Done. In five minutes. Can I go home?
They finally got the message and called my roommate. He picked me up fifteen minutes later. With my senses totally relaxed by the fading anesthesia, he asked me what I wanted to eat.
"Entenmann's Pound Cake and a Diet Snapple."
I have no idea why. But that pound cake and that Diet Snapple never tasted better.

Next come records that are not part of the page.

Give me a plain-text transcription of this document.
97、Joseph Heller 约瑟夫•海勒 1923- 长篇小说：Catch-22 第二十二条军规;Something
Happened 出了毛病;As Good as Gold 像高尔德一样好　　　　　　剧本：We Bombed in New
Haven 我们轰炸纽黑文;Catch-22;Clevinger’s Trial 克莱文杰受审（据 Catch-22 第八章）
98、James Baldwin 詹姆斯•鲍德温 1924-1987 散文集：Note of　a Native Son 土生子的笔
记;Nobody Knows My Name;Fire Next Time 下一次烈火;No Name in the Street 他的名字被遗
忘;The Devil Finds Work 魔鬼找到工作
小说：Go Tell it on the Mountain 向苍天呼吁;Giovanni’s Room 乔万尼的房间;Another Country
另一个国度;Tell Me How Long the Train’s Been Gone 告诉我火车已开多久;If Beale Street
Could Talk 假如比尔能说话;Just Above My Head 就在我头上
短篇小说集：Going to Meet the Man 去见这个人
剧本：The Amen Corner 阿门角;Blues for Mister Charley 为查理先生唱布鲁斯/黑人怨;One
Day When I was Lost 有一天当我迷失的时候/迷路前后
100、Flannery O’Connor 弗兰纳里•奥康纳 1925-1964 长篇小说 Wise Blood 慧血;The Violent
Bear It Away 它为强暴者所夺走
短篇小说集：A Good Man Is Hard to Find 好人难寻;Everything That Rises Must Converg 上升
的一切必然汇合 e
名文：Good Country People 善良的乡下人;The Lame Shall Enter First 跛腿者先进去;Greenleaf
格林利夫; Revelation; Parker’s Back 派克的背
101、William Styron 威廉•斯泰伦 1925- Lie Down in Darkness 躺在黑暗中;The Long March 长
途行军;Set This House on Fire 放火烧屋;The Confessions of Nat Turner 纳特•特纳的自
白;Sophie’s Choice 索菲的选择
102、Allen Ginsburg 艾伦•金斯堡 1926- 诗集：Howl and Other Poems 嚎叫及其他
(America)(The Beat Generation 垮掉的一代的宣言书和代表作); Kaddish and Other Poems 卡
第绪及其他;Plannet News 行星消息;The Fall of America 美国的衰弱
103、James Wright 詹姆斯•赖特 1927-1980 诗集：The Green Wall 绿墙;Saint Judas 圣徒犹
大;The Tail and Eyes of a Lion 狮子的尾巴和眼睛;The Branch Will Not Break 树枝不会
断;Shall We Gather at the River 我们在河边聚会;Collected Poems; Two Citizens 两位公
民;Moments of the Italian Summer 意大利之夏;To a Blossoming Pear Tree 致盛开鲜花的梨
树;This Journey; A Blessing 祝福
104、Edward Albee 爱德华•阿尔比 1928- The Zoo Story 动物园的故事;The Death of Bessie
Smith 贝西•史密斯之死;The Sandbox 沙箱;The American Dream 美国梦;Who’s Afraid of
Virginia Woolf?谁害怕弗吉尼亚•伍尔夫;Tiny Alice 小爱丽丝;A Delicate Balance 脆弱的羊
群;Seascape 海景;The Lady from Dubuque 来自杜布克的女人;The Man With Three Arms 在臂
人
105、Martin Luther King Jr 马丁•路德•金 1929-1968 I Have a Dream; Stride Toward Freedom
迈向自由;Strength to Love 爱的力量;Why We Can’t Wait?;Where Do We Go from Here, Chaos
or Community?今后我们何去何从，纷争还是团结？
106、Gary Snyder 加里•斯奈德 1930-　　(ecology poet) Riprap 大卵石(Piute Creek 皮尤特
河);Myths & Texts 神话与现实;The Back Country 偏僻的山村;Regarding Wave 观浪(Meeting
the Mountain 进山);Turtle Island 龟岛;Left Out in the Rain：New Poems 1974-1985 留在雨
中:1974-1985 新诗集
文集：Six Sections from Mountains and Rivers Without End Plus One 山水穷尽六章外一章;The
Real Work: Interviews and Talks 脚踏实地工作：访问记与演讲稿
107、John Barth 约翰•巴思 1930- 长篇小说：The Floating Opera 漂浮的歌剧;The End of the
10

Oh. sure, the next few days were a little rough. My stitches down below were courtesy of Swingline Staplers. I finally figured out why the doctor had mentioned Vicodin. I needed it at night. Showering, of course, was a bitch. I couldn't get the bandage wet and I didn't want to, since I had already peeked under the dressing.
I was now Frankengroin.
So, the odyssey that had begun when I was five years old and sobbing in Dr. Fiegoli's office was finally over. A long journey that ended with the news that...
"The biopsy results were negative."
Dinner last night: Pork sliders at the Dodger game.